Two middle school students in Pennsylvania disagree, and they’ve filed a free-speech lawsuit in Philadelphia to try to end their own school’s ban. Kayla Martinez, 12, and Brianna Hawk, 13, had parental approval to wear their boobie bracelets, but their school’s officials demanded that they remove them, calling the bracelets distracting and demeaning.
Even though the girls agreed to flip the bracelets so that only the breast cancer awareness website address showed, they were suspended and not allowed to attend school dances for a month.
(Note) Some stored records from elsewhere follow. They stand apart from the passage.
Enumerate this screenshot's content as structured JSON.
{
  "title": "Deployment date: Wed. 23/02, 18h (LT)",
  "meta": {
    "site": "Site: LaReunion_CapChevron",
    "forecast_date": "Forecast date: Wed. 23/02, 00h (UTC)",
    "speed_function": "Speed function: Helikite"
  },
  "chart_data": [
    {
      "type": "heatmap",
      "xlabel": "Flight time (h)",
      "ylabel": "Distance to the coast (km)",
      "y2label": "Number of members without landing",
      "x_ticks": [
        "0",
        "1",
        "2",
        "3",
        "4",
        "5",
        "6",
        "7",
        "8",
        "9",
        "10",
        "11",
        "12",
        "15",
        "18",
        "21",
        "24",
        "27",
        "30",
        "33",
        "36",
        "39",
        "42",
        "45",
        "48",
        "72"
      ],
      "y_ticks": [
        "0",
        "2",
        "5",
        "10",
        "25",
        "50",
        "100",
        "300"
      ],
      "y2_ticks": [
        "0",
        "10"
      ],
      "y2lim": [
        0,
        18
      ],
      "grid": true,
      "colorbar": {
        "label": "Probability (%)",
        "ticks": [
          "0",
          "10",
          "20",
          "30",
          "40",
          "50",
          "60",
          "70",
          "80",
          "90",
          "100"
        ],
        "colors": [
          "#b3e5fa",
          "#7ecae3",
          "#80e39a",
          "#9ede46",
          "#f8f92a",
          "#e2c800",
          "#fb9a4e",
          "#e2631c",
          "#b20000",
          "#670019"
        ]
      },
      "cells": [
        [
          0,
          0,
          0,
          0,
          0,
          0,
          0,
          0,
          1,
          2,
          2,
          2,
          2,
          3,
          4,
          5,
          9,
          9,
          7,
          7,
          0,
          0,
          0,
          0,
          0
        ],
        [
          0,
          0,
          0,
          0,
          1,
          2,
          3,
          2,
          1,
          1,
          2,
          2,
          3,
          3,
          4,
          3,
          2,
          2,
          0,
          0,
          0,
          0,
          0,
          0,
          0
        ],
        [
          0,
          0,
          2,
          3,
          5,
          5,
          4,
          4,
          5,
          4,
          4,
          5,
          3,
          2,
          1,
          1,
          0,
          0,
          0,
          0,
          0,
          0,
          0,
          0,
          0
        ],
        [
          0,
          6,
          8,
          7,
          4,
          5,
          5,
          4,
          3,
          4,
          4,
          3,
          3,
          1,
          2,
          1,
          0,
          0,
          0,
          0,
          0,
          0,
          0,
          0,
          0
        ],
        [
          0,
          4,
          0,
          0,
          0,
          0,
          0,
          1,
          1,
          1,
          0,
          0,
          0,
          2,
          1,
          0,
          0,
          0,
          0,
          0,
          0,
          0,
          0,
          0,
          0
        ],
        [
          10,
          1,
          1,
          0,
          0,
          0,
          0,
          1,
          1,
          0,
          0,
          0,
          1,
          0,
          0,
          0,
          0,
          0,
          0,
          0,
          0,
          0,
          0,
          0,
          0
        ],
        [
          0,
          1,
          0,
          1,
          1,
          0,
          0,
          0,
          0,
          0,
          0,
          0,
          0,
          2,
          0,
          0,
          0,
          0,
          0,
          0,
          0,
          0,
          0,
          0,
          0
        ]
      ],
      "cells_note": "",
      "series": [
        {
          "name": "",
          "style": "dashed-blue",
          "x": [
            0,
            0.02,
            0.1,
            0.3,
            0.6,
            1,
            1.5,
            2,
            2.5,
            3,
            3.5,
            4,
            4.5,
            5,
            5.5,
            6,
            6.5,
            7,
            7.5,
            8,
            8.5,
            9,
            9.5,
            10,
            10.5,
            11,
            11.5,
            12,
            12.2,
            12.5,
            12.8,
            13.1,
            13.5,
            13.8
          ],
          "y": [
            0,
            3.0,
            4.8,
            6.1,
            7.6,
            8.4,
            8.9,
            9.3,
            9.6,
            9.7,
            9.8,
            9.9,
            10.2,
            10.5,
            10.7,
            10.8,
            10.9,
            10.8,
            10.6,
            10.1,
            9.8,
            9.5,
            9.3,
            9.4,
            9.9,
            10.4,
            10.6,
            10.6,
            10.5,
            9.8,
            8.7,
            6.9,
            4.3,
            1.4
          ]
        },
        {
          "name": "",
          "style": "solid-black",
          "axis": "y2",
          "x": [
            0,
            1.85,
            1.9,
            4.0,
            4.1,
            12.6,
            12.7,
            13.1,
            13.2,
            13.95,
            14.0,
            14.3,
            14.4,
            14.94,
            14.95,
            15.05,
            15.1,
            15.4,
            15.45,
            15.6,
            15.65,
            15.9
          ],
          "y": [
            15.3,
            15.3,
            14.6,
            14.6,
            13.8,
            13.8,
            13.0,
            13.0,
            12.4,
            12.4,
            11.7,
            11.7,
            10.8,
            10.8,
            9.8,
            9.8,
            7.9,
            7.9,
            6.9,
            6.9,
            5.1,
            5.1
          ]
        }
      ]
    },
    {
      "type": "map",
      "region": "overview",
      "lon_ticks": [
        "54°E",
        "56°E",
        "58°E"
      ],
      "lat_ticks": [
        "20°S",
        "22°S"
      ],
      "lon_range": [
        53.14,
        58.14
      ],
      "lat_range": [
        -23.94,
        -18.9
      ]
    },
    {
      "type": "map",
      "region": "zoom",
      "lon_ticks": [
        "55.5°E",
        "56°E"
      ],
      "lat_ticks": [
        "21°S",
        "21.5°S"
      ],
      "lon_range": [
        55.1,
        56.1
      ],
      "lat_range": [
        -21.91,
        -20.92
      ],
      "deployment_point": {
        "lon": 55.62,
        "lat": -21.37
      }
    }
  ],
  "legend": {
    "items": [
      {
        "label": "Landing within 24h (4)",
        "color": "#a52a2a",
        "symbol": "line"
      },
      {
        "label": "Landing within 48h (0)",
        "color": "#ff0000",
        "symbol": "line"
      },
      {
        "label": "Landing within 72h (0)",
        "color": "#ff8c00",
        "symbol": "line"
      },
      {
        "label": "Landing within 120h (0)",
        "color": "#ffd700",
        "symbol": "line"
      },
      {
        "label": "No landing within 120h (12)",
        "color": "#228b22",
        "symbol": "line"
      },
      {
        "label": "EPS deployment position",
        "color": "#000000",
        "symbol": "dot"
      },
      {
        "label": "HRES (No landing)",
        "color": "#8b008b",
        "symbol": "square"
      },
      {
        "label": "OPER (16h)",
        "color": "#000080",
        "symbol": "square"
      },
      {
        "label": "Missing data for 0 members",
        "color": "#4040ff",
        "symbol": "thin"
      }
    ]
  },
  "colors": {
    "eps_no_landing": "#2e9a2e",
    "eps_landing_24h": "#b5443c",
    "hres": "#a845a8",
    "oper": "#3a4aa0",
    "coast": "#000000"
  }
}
“I don’t believe that vulgarity, obscenity, profanity or nudity (in the school code) apply to the word ‘boobies’ or ‘breast,’” Kayla’s mom, Amy Martinez, told the Daily Freeman. Martinez also pointed out that teachers at Kayla’s school wore tee shirts promoting breast cancer awareness during breast cancer awareness month.
ACLU lawyer Mary Catherine Roper summed it up in the lawsuit:
“The First Amendment does not allow schools to censor students’ speech merely because some students and teachers are offended by the non-vulgar educational message, and silencing the speakers because other students may react inappropriately would amount to a constitutionally impermissible heckler’s veto. Seeing a bracelet with ‘I Love Boobies!’ on it is a conversation starter that leads to discussion and awareness of issues affecting young people.”
What do you think? Should kids be allowed to wear “I Heart Boobies” bracelets to school?